Adverse events have been observed in some animal reproduction studies. High levels of maternal phenylalanine are associated with congenital heart disease, developmental delay, facial dysmorphism, learning difficulties, and microcephaly. Phenylalanine (PHE) concentrations should be normalized prior to conception. Fetal development is optimal when PHE concentrations <360 micromol/L are achieved prior to conception (Vockley, 2014). Dietary control with proper supplementation is recommended during pregnancy. Maternal PHE requirements may change throughout pregnancy; frequent testing and dietary modifications may be necessary (Vockley, 2014). Some clinicians recommend that dietary control be achieved for at least 4 weeks prior to conception; however, studies suggest that as long as control is achieved by 10 weeks of pregnancy, teratogenic effects of untreated maternal phenylketonuria can be decreased (Koch, 2003; Maillot, 2007). In addition to standard fetal monitoring, fetal echocardiography is recommended at 18-22 weeks gestation (Vockley, 2014). Pregnant women exposed to sapropterin are encouraged to enroll in the Kuvan pregnancy registry (866-906-6100).

Patient Education

• Discuss specific use of drug and side effects with patient as it relates to treatment. (HCAHPS: During this hospital stay, were you given any medicine that you had not taken before? Before giving you any new medicine, how often did hospital staff tell you what the medicine was for? How often did hospital staff describe possible side effects in a way you could understand?)

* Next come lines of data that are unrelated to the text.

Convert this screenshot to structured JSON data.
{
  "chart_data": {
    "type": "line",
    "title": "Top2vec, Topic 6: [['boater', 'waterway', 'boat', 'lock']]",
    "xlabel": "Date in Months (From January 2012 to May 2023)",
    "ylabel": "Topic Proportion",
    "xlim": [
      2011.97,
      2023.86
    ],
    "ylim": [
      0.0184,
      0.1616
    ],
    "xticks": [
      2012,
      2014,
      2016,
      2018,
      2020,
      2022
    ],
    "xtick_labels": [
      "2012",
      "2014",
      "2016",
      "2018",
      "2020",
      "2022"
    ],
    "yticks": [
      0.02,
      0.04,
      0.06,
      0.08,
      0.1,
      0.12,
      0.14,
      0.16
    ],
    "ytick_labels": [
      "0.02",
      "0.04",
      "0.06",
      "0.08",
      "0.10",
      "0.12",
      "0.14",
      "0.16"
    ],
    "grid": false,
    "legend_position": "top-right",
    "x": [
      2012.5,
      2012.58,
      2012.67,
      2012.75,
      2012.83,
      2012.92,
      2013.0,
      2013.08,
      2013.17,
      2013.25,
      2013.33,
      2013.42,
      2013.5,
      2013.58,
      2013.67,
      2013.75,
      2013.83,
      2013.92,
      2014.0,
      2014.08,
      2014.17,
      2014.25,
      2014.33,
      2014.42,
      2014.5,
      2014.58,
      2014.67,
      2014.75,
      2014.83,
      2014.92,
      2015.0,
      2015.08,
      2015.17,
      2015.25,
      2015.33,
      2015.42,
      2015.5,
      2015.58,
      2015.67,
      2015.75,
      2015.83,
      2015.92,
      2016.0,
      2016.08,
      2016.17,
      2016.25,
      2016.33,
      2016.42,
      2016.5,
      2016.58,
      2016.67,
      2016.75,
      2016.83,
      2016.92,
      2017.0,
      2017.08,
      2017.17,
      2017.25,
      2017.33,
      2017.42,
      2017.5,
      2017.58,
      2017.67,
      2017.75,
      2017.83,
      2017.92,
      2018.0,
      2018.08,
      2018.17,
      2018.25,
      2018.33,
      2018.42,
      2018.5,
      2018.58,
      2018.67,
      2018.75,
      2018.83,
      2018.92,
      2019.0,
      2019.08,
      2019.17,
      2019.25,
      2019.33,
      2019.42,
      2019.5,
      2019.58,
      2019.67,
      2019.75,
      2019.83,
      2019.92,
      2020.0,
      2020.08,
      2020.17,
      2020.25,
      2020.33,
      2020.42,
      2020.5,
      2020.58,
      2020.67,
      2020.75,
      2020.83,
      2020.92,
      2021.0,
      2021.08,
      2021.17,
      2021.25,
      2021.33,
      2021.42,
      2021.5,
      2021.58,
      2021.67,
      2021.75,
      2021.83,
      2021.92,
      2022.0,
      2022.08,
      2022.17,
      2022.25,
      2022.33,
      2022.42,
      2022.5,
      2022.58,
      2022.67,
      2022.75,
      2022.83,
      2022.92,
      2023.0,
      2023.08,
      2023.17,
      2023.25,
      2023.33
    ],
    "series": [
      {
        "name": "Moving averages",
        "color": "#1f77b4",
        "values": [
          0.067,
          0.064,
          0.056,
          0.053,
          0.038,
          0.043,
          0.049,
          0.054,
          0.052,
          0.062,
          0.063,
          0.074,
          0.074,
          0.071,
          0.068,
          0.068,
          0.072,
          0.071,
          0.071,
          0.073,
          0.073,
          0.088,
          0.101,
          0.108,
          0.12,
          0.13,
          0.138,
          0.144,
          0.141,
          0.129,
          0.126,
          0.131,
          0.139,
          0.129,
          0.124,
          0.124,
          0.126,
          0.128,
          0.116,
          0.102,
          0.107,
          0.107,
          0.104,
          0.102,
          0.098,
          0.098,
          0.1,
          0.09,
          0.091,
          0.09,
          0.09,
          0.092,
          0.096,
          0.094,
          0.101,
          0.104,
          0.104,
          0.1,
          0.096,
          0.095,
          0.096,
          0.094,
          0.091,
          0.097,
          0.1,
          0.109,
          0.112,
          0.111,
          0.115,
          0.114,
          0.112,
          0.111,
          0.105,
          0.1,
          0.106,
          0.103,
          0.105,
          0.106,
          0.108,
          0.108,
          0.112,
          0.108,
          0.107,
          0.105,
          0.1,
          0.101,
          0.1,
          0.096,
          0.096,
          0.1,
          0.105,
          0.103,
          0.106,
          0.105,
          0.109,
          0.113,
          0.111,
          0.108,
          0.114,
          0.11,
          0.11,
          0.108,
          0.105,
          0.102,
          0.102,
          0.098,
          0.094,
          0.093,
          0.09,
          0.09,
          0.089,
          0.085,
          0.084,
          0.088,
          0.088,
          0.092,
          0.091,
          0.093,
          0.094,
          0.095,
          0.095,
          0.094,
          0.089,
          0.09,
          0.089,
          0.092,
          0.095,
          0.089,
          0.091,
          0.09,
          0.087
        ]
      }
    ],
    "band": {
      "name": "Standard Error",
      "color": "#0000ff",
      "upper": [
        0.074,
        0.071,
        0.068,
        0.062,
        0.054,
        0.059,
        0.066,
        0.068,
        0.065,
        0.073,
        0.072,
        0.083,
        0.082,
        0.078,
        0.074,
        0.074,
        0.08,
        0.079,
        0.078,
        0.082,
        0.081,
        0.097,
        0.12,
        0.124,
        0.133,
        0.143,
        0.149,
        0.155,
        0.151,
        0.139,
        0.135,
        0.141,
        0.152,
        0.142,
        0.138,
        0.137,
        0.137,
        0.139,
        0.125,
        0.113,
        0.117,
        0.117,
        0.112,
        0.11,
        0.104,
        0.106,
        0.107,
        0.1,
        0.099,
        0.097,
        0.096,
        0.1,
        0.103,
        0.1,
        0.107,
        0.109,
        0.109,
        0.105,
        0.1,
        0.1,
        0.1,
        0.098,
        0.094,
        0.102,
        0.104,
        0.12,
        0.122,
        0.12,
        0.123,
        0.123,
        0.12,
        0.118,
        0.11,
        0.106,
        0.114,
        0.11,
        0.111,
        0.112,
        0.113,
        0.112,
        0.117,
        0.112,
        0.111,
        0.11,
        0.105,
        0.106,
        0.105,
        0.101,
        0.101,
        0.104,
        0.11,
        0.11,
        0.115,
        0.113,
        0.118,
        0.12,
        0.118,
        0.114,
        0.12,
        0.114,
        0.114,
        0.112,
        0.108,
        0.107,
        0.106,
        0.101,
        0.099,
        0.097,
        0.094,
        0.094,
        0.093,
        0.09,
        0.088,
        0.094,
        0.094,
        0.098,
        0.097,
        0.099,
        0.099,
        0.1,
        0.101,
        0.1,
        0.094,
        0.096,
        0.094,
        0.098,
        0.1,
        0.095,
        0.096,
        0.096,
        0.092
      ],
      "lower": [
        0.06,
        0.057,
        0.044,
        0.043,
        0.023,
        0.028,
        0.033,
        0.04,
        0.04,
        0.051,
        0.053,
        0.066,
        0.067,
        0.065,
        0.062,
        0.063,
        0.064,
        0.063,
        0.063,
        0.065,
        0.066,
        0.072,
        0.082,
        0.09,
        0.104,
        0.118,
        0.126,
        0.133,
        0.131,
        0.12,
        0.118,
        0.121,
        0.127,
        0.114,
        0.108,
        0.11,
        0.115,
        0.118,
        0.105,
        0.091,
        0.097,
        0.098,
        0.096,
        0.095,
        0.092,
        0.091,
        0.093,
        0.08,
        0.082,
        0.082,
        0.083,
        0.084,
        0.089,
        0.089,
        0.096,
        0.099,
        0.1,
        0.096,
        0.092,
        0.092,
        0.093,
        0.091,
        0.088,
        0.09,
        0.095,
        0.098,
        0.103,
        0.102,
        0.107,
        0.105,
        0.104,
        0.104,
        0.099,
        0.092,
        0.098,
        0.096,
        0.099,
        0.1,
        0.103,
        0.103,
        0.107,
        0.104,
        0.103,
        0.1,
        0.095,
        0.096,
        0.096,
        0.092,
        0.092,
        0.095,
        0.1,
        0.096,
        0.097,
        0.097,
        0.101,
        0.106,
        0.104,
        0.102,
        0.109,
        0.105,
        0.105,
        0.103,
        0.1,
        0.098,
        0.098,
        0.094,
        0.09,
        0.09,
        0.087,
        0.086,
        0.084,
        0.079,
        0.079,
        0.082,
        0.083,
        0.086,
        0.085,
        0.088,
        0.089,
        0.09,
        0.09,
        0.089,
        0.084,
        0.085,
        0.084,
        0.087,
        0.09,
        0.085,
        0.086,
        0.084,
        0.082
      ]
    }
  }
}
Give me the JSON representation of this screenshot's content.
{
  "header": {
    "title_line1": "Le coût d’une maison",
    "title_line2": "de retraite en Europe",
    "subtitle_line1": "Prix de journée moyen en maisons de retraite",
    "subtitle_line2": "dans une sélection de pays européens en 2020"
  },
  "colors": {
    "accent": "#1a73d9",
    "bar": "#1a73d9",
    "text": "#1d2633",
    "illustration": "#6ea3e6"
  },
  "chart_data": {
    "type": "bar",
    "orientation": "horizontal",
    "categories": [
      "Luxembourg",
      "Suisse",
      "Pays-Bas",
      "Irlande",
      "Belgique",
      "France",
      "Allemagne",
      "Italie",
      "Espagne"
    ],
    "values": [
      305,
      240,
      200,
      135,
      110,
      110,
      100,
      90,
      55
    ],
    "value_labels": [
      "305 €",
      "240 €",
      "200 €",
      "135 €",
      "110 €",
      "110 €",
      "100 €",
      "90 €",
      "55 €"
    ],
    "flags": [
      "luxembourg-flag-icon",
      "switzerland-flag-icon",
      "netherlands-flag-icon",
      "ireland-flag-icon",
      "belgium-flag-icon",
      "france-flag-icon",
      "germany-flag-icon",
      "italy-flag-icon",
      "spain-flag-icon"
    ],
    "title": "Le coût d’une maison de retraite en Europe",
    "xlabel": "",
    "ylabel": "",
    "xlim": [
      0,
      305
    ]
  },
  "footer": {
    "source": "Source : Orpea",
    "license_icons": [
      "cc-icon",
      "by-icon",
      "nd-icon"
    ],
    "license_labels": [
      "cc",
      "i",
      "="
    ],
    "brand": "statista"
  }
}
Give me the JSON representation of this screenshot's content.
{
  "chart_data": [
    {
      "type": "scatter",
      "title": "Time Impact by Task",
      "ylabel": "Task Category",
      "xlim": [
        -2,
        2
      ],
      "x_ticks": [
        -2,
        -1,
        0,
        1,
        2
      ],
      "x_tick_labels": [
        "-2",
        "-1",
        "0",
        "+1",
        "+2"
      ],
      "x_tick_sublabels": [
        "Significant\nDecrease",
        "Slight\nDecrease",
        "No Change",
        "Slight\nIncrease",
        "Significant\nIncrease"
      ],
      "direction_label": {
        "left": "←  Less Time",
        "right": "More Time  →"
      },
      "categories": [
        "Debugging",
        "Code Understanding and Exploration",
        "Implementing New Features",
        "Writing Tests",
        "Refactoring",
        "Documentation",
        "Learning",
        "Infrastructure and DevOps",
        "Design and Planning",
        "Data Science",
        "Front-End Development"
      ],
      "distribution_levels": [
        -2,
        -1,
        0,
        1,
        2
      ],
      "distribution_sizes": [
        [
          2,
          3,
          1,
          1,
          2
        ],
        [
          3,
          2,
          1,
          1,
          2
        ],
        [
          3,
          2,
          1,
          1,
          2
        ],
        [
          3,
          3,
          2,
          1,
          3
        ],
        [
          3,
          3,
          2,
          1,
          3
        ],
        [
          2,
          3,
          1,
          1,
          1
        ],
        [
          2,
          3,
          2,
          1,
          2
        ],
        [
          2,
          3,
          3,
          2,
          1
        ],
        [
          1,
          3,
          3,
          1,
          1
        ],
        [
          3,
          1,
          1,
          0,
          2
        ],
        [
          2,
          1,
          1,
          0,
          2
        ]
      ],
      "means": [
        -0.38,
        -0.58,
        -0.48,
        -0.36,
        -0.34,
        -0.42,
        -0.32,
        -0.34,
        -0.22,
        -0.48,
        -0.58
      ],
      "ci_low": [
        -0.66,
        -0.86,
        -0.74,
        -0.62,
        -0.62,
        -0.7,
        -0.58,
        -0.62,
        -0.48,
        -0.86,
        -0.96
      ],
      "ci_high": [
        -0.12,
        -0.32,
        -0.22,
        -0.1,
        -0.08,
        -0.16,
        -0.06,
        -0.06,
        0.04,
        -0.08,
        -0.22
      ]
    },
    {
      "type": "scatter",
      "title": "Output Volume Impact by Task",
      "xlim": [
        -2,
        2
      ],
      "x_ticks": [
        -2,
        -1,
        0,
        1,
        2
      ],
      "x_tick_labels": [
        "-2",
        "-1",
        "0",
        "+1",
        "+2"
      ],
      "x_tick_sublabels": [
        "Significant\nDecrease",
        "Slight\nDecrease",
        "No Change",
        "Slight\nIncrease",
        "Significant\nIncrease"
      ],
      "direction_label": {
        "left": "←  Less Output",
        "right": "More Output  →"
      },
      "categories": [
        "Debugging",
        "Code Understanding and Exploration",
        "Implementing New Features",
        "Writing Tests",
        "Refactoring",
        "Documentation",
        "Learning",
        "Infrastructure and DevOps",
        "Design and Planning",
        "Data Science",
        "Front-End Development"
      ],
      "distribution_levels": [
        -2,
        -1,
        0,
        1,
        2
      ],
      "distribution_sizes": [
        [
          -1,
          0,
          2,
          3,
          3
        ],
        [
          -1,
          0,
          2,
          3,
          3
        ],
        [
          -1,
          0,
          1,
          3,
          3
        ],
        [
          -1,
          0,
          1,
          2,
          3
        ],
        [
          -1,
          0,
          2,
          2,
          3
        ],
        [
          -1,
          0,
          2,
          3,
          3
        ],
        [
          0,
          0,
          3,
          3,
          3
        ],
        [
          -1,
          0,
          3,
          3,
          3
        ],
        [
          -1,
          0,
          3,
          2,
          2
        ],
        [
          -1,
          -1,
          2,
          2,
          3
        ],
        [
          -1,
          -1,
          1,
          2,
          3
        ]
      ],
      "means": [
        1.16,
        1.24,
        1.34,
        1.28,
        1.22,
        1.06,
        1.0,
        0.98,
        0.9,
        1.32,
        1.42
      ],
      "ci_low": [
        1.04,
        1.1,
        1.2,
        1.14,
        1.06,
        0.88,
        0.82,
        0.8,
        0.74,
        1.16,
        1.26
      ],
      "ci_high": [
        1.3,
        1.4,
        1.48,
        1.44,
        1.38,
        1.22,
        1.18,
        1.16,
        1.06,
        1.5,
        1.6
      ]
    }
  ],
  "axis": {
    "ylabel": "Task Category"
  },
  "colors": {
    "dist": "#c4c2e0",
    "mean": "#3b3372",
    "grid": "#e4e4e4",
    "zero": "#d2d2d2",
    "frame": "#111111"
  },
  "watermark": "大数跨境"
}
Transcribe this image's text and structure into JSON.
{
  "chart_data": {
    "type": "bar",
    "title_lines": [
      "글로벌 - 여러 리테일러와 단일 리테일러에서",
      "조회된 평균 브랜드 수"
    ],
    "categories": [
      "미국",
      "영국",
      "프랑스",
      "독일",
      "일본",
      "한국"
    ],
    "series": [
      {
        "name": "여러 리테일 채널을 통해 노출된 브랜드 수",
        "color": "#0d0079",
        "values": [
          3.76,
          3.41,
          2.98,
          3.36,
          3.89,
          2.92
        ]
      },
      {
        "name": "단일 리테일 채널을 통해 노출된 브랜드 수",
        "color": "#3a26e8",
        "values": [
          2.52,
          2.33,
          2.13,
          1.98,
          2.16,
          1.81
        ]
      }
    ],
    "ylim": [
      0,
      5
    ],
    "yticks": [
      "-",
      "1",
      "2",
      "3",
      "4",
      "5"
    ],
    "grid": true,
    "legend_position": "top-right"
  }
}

• Patient may experience headache, diarrhea, rhinorrhea, rhinitis, pharyngitis, or vomiting. Have patient report immediately to prescriber dizziness; black, tarry, or bloody stools; vomiting blood; severe abdominal pain; flushing; wheezing; cough; shortness of breath; severe nausea; severe vomiting; fidgeting; movement disorder; excessive talking; angina; passing out; polyuria; seizures; or swelling of arms or legs (HCAHPS).

• Educate patient about signs of a significant reaction (eg, wheezing; chest tightness; fever; itching; bad cough; blue skin color; seizures; or swelling of face, lips, tongue, or throat). Note: This is not a comprehensive list of all side effects. Patient should consult prescriber for additional questions.

Intended Use and Disclaimer: Should not be printed and given to patients. This information is intended to serve as a concise initial reference for health care professionals to use when discussing medications with a patient. You must ultimately rely on your own discretion, experience, and judgment in diagnosing, treating, and advising patients.